Milestone 2: Parallel computation

Your parallel version should use MPI to parallelize the computation. The source life_par.c contains the main function of the parallel version. It receives four command-line arguments, filename, numgens, N, and M. The first two, filename and numgens, have the same meaning as in the sequential version. N and M specify how the computation should be parallelized: the overall game grid should be subdivided into N rows and M columns of smaller grids.

For example, let’s say the overall game grid has 120 rows and 300 columns, and that N = 2 and M = 3. Here is the overall game grid:

Here is how the game grid would be subdivided into 2 rows and 3 columns of smaller grids:

The computation within each smaller grid will be handled by a separate parallel process.

The runpar script can be used to run the program. It takes the four arguments (filename, numgens, N, and M) indicated earlier. So, for example, the command

./runpar testin.dat 10 2 3

would run the simulation with the initial configuration specified by testin.dat, for 10 generations, dividing the overall game grid into 2 rows and 3 columns of smaller grids.

Parallel implementaton hints

Each processor should create a grid for just its local computation, with one row/column of padding on each side for cells whose values will be computed by other processors.

You may find it useful to add a grid_set_current function to your grid datatype.
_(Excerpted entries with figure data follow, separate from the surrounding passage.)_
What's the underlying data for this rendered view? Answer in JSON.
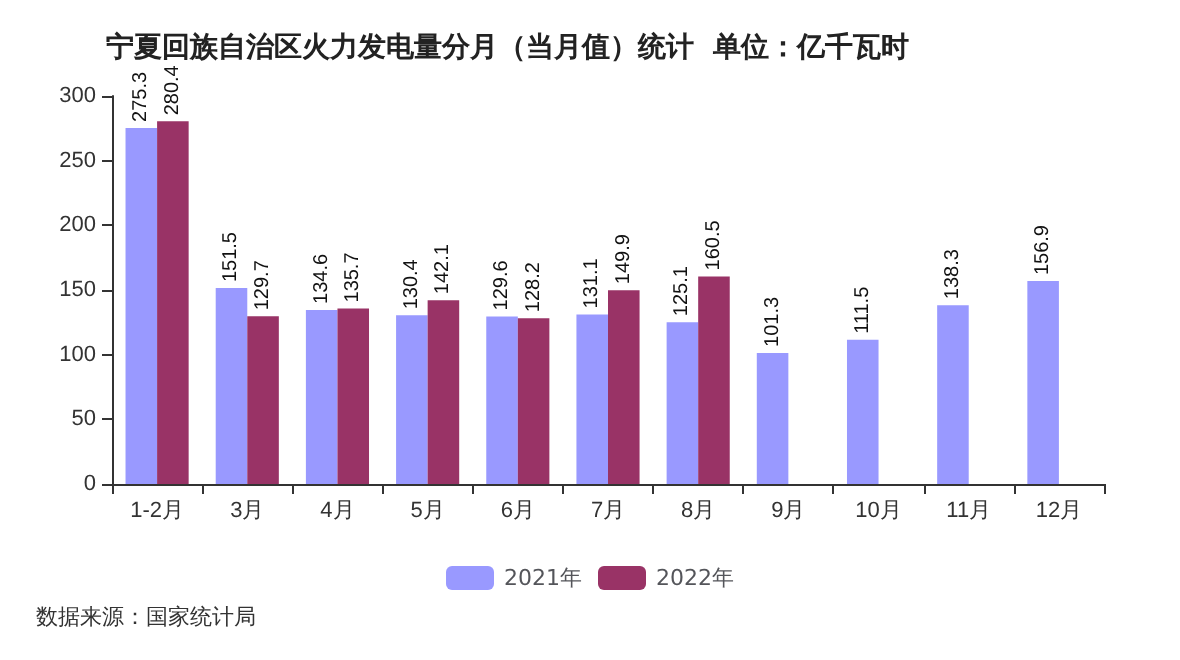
{
  "chart_data": {
    "type": "bar",
    "title": "宁夏回族自治区火力发电量分月（当月值）统计  单位：亿千瓦时",
    "categories": [
      "1-2月",
      "3月",
      "4月",
      "5月",
      "6月",
      "7月",
      "8月",
      "9月",
      "10月",
      "11月",
      "12月"
    ],
    "series": [
      {
        "name": "2021年",
        "color": "#9999ff",
        "values": [
          275.3,
          151.5,
          134.6,
          130.4,
          129.6,
          131.1,
          125.1,
          101.3,
          111.5,
          138.3,
          156.9
        ]
      },
      {
        "name": "2022年",
        "color": "#993366",
        "values": [
          280.4,
          129.7,
          135.7,
          142.1,
          128.2,
          149.9,
          160.5,
          null,
          null,
          null,
          null
        ]
      }
    ],
    "ylim": [
      0,
      300
    ],
    "yticks": [
      0,
      50,
      100,
      150,
      200,
      250,
      300
    ],
    "grid": false,
    "legend": "bottom",
    "data_labels": true,
    "annotations": [
      "数据来源：国家统计局"
    ]
  }
}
Develop incrementally. For example:

First, get each process to do its local computation without any communication
Start the communication by having processes exchange a single value (for example, each process with a left neighbor sends its upper-left cell, then each process with a right neighbor receives that value)
If exchanges of a single value work, change to receiving an entire column or row
Once one communication (e.g., send left/receive right) is working, add another

Once the program is working well (but not before!), you can consider making the communication more efficient. For example, rather than looping over each value in a row or column and sending it individually, send all of the values using a single send. (Note: you can define a derived datatype to send values in a column.)
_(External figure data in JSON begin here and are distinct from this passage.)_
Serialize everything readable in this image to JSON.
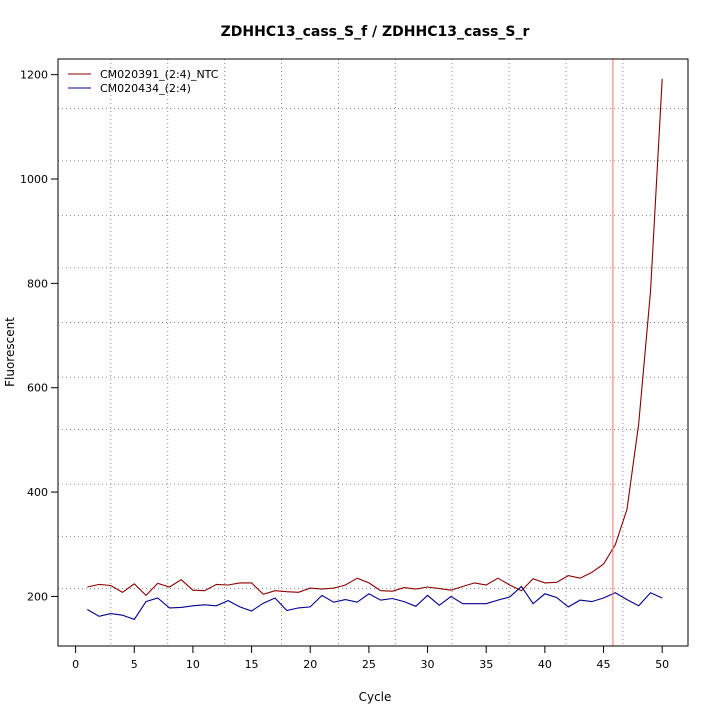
{
  "chart_data": {
    "type": "line",
    "title": "ZDHHC13_cass_S_f / ZDHHC13_cass_S_r",
    "xlabel": "Cycle",
    "ylabel": "Fluorescent",
    "xlim": [
      -1.5,
      52.2
    ],
    "ylim": [
      105,
      1230
    ],
    "x_ticks": [
      0,
      5,
      10,
      15,
      20,
      25,
      30,
      35,
      40,
      45,
      50
    ],
    "x_tick_labels": [
      "0",
      "5",
      "10",
      "15",
      "20",
      "25",
      "30",
      "35",
      "40",
      "45",
      "50"
    ],
    "y_ticks": [
      200,
      400,
      600,
      800,
      1000,
      1200
    ],
    "y_tick_labels": [
      "200",
      "400",
      "600",
      "800",
      "1000",
      "1200"
    ],
    "grid": "dotted",
    "grid_x": [
      3,
      7.85,
      12.7,
      17.55,
      22.4,
      27.25,
      32.1,
      36.95,
      41.8,
      46.65
    ],
    "grid_y": [
      215,
      315,
      415,
      520,
      620,
      725,
      830,
      930,
      1035,
      1135
    ],
    "threshold_cycle": 45.8,
    "threshold_color": "#ff6b6b",
    "legend_position": "top-left",
    "series": [
      {
        "name": "CM020391_(2:4)_NTC",
        "color": "#8b0000",
        "x": [
          1,
          2,
          3,
          4,
          5,
          6,
          7,
          8,
          9,
          10,
          11,
          12,
          13,
          14,
          15,
          16,
          17,
          18,
          19,
          20,
          21,
          22,
          23,
          24,
          25,
          26,
          27,
          28,
          29,
          30,
          31,
          32,
          33,
          34,
          35,
          36,
          37,
          38,
          39,
          40,
          41,
          42,
          43,
          44,
          45,
          46,
          47,
          48,
          49,
          50
        ],
        "values": [
          218,
          223,
          221,
          208,
          224,
          202,
          225,
          218,
          232,
          212,
          211,
          223,
          222,
          226,
          226,
          204,
          211,
          209,
          208,
          216,
          214,
          216,
          222,
          235,
          226,
          211,
          210,
          217,
          214,
          218,
          215,
          212,
          219,
          226,
          222,
          235,
          222,
          211,
          234,
          226,
          227,
          240,
          235,
          246,
          262,
          299,
          367,
          531,
          784,
          1192
        ]
      },
      {
        "name": "CM020434_(2:4)",
        "color": "#00008b",
        "x": [
          1,
          2,
          3,
          4,
          5,
          6,
          7,
          8,
          9,
          10,
          11,
          12,
          13,
          14,
          15,
          16,
          17,
          18,
          19,
          20,
          21,
          22,
          23,
          24,
          25,
          26,
          27,
          28,
          29,
          30,
          31,
          32,
          33,
          34,
          35,
          36,
          37,
          38,
          39,
          40,
          41,
          42,
          43,
          44,
          45,
          46,
          47,
          48,
          49,
          50
        ],
        "values": [
          175,
          162,
          167,
          164,
          156,
          190,
          197,
          178,
          179,
          182,
          184,
          182,
          192,
          180,
          172,
          187,
          197,
          173,
          178,
          180,
          202,
          189,
          194,
          189,
          205,
          193,
          196,
          190,
          181,
          202,
          183,
          200,
          186,
          186,
          186,
          193,
          199,
          219,
          186,
          205,
          198,
          180,
          193,
          190,
          197,
          207,
          194,
          182,
          207,
          197
        ]
      }
    ]
  }
}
Testing the parallel version

Small (20x20) test

Here is an automated test you can run. From your CS365_Assign02 directory, run the following commands:

wget http://ycpcs.github.io/cs365-spring2017/assign/runtests.zip
unzip runtests.zip

Then, run make. To test the parallel version of your program, run the command

./runtests.sh

If all goes well, the output should look like:

Running parallel version...
  1 generations...
  2 generations...
  3 generations...
  4 generations...
  5 generations...
  6 generations...
  7 generations...
  8 generations...
  9 generations...
  10 generations...
  11 generations...
  12 generations...
  13 generations...
  14 generations...
  15 generations...
  16 generations...
  17 generations...
  18 generations...
  19 generations...
  20 generations...
done
Comparing with sequential output...
1 generations:
2 generations:
3 generations:
4 generations:
5 generations:
6 generations:
7 generations:
8 generations:
9 generations:
10 generations:
11 generations:
12 generations:
13 generations:
14 generations:
15 generations:
16 generations:
17 generations:
18 generations:
19 generations:
20 generations:
No failures...parallel output looks good!

Large (1200x1200) test

Run the following command:

wget http://ycpcs.github.io/cs365-spring2017/assign/hugetest.zip

Run make to make sure your code is compiled. Then run the following commands:

./runpar huge.dat 400 8 7 > actual400.out
diff actual400.out par400.out

If the diff command produces no output, then your parallel program produced the same output as mine on the input huge.dat after 400 generations of simulation.

Grading criteria

Milestone 1:

Allocate grid: 10%
Read file, initialize first generation: 20%
Compute next generation, flip buffers: 40%
Iterate for specified number of generations: 20%
Output of final state: 10%

Milestone 2:

Milestone 1 features: 10%
Dividing work between processes: 25%
Local computation: 25%
Communication: 30%
Efficiency of communication: 10%

Submitting

Run the command make submit_ms1 to submit Milestone 1, and the command make submit_ms2 to submit Milestone 2. Enter your Marmoset username and password when prompted.